We developed this blog to provide golf course maintenance information to our members. From projects, small and large, to updates on course conditions, we want to provide as much information as possible. Although we hope this blog answers all of the pertinent questions regarding our operation, we always welcome more personalized dialogue. If you have questions beyond the information found on this blog, feel free to contact our golf course superintendent, Trevor Hedgepeth.



Monday, October 24, 2016

Sod Restoration Project

Recently, our club has decided to invest in restoring our primary rough to a pure stand of turf-type, tall fescue. Over the life of the club, invasive weeds such as creeping bent, common Bermuda, poa triv and annual bluegrass have become an aesthetic and functional nuisance. Although the herbicide market has introduced many selective herbicides that will kill or suppress these grasses, we have decided to use a total kill/sod replacement strategy. With the timing of our initial start, we are focusing on cool-season eradication; targeting bent grass, annual bluegrass and rough stalk bluegrass.
That being said, we began spraying round-up last Thursday on our first golf hole. To speed up the kill, we added a small rate of Reward to the mix. Below you will see pictures that walks you through the initial steps of our project.

We do ask that our members be aware of the WHITE paint lines and ORANGE marking flags. If you see these areas, please assume that there is newly applied herbicide in those areas. Feel free to treat those areas as ground under repair. Aside from great assistance from our professional staff and caddies, we will post a turf manager near the sites of herbicide application to further communicate which areas to avoid. Thanks for your patience as we make strides to restore our primary rough.

 Our First step is to locate the weeds that we wish to eradicate. From there, we designate our target areas with white paint and orange pin flags. 

Once identified and marked, the targeted areas are sprayed with round-up and dye. The dye is to help our applicator see where he has sprayed, but it is also an indicator for staff and players that an area has been treated with herbicide. 

Once treated with round-up, we wait 5-7 days for the round-up to move throughout the grass plant.

Once we achieve kill, our staff begins sod cutting all of the sprayed areas. 

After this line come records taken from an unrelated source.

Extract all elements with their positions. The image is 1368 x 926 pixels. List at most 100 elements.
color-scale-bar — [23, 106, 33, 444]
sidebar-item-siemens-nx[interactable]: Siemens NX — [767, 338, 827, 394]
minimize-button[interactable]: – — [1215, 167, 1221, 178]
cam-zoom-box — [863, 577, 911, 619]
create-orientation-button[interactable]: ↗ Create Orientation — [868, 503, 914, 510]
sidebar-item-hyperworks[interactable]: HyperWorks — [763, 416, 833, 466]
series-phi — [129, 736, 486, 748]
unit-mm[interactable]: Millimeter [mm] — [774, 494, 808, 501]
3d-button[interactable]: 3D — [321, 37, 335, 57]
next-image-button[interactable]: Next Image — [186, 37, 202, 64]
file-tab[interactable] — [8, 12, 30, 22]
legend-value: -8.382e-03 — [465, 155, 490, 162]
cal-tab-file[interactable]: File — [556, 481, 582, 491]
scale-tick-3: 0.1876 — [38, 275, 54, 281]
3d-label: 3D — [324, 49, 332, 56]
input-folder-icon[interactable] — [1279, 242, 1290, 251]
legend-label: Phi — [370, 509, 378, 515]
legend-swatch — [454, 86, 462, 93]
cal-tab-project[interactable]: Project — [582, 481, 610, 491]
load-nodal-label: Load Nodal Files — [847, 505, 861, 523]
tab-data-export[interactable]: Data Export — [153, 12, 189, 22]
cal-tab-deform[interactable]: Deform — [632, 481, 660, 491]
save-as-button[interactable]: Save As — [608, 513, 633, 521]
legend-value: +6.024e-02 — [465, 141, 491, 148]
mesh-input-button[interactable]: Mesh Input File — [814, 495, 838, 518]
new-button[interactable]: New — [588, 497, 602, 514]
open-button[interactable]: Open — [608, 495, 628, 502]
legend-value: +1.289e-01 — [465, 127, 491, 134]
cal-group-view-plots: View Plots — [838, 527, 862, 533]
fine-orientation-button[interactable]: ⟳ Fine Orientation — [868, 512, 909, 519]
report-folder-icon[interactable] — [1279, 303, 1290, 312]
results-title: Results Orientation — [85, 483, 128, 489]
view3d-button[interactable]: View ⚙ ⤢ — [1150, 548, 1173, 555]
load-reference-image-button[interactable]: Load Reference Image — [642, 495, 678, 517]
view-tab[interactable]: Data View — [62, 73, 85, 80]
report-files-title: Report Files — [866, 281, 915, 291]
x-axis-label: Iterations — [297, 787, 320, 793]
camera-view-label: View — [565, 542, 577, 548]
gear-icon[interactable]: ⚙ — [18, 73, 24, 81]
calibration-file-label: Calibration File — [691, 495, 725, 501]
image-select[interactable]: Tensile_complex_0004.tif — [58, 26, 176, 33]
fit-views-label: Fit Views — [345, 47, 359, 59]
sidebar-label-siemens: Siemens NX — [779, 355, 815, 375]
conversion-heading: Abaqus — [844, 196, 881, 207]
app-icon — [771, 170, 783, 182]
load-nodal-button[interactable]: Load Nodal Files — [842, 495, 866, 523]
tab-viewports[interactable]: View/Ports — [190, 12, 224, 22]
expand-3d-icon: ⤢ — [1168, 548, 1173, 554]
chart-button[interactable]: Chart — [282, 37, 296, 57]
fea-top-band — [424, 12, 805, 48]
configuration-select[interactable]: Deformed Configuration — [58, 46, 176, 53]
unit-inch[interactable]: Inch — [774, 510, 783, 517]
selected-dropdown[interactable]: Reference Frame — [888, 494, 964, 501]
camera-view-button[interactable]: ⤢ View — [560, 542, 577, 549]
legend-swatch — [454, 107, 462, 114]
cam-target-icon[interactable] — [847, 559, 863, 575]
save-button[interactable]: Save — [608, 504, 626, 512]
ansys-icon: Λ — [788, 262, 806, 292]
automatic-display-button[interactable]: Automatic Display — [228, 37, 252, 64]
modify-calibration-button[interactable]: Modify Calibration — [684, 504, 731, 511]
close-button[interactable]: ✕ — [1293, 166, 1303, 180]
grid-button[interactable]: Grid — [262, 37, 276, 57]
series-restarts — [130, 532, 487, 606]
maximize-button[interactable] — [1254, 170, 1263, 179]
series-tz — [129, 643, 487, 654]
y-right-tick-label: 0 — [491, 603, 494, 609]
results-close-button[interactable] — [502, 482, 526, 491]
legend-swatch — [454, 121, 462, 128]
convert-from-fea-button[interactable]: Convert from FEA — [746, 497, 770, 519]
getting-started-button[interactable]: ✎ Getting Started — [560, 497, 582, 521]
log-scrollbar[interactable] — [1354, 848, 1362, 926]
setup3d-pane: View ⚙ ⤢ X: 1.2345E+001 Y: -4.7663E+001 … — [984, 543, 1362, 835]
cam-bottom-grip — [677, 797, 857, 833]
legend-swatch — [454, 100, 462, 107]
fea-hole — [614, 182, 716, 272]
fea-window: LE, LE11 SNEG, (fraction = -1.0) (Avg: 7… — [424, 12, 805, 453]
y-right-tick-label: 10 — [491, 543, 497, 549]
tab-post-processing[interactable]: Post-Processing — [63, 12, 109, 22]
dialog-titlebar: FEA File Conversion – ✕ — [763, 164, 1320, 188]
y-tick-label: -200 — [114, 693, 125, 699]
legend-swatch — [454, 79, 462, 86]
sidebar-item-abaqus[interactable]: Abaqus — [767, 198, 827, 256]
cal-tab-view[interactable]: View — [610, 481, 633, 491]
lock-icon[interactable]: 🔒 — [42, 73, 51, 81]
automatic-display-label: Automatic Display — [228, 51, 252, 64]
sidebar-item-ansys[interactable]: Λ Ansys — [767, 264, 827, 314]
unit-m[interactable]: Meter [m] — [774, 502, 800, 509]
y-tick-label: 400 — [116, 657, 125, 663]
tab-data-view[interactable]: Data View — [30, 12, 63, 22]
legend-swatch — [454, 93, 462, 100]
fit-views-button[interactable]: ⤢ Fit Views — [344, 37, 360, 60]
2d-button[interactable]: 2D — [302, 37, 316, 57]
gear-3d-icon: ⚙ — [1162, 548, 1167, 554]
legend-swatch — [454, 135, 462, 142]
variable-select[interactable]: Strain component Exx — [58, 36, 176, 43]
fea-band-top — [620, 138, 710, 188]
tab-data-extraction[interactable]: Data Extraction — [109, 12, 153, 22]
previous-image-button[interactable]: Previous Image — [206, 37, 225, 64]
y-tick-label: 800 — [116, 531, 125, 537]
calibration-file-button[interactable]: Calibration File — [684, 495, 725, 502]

Once these areas have been sod cut, our staff will use the combination of trailers, shovels, carts and our dingo to scoop up and remove the material. Later this week, 2 trucks of tall fescue will arrive and these areas will be re-sodded. Simultaneously, we have marked and sprayed our next 1/2 acre section and another 2 trucks of sod will arrive a week from today. We will repeat this process throughout the fall.